Review - Musketeers #1 (@zenescope)


"The book of fables chose you three, to activate your dormant highborn heritage. The next choice is yours."

The Three Musketeers prided themselves on their teamwork and camaraderie, working flawlessly together to get out tough spots. That relationship is what allowed them to endure and in Musketeers #1 from Zenescope Entertainment that relationship is put through its paces. The issue is written by Terry Kavanagh, illustrated by Daniel Maine, colored by Bryan Valenza and lettered by Taylor Esposito.

A group of super-powered beings calling themselves the Musketeers has emerged in Philadelphia. Using their powers to help those in trouble - as well as giving themselves a lifestyle befitting champions - the line between hero and villain is easily blurred. While the team sees their actions as justified, the city's police force has their own ideas... ones that will see the Musketeers locked away.

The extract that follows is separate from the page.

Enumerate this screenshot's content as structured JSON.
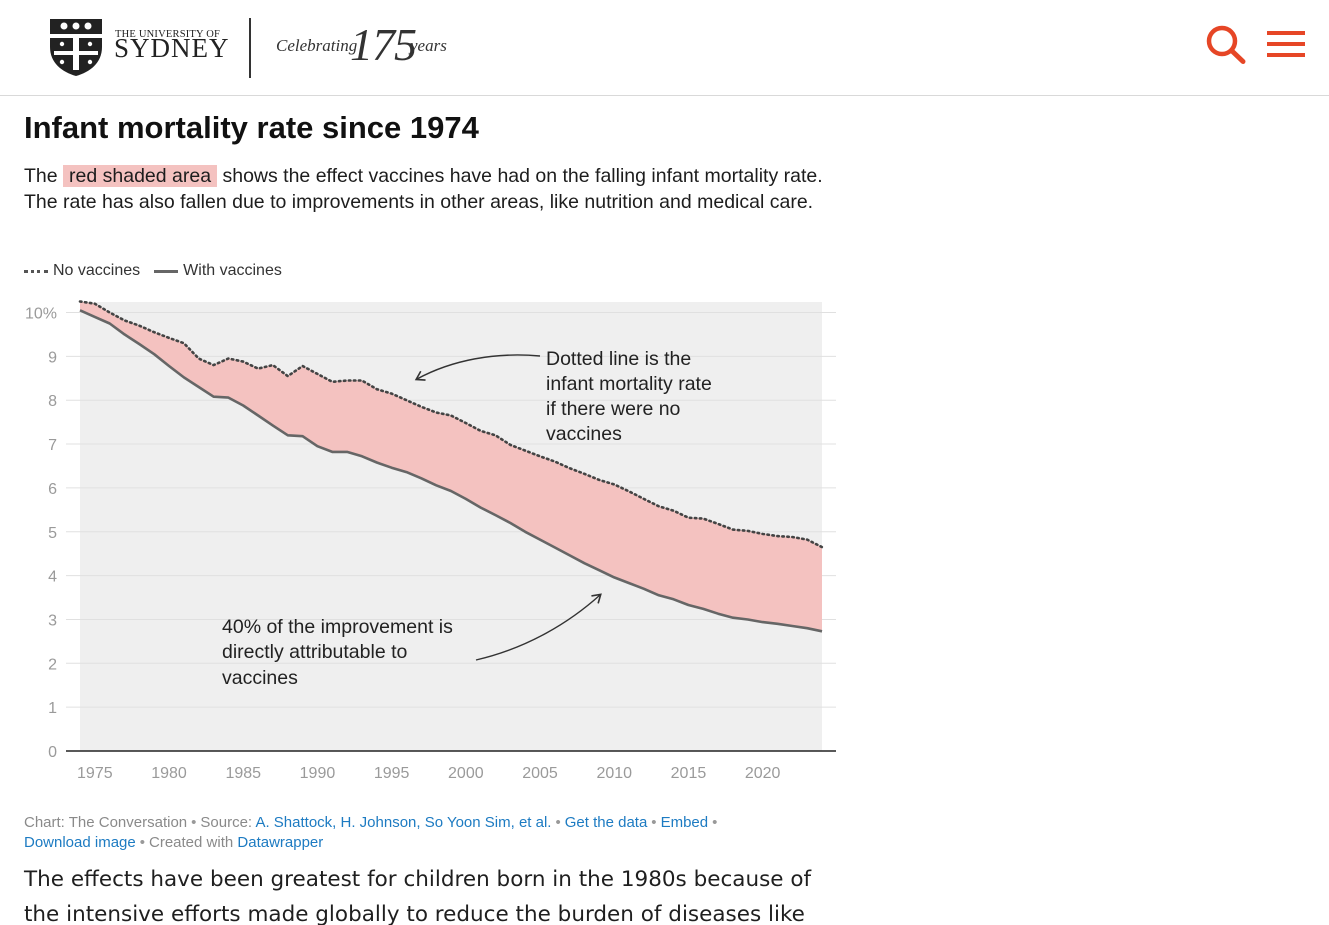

Kavanagh is sort of walking a tightrope in the issue as he's introducing a new team while at the same time tying that team into the Zenescope universe at large. In that regard, he acquits himself well, very simply telling the reader who each character is, what their powers are and how they play into the larger story. There are some interpersonal dynamics at play in the issue for sure, but Kavanagh still keeps the pace up throughout. The dialogue is a little cheesy at points, offering pretty simple jokes to carry the humor. The end of the issue has enough of a surprise in it as well that will keep readers coming back for at least the second issue.

The style of art chosen by Maine is pretty straightforward in its approach. The characters are rendered with thin, clean lines that outline the characters without paying too much attention to the facial expressions and details. Maine's work stands out a bit more in his panel arrangement/layouts, in that there's not really a set layout for each of the pages. The variety and arrangement of panels gives the book some breathing room and Maine uses that to his advantage to keep up with the pace of the action. Valenza's colors are skewed towards red and blues in a way that effectively demonstrates the dichotomy between the forces of good and evil at play.

Musketeers #1 is a new entry in the Zenescope universe, even if the players and plot feel familiar. The Musketeers are tasked with both recognizing their newfound powers and learning to use them. Kavanagh's script is a pretty easy read and hits all the expository notes necessary for establishing the series. Maine's illustrations are a good fit for the tone of the book and keep up with the action well. Musketeers #1 is worth reading if you want to get even more Zenescope lore, mashing up two familiar properties into one.

Musketeers #1 is available February 21.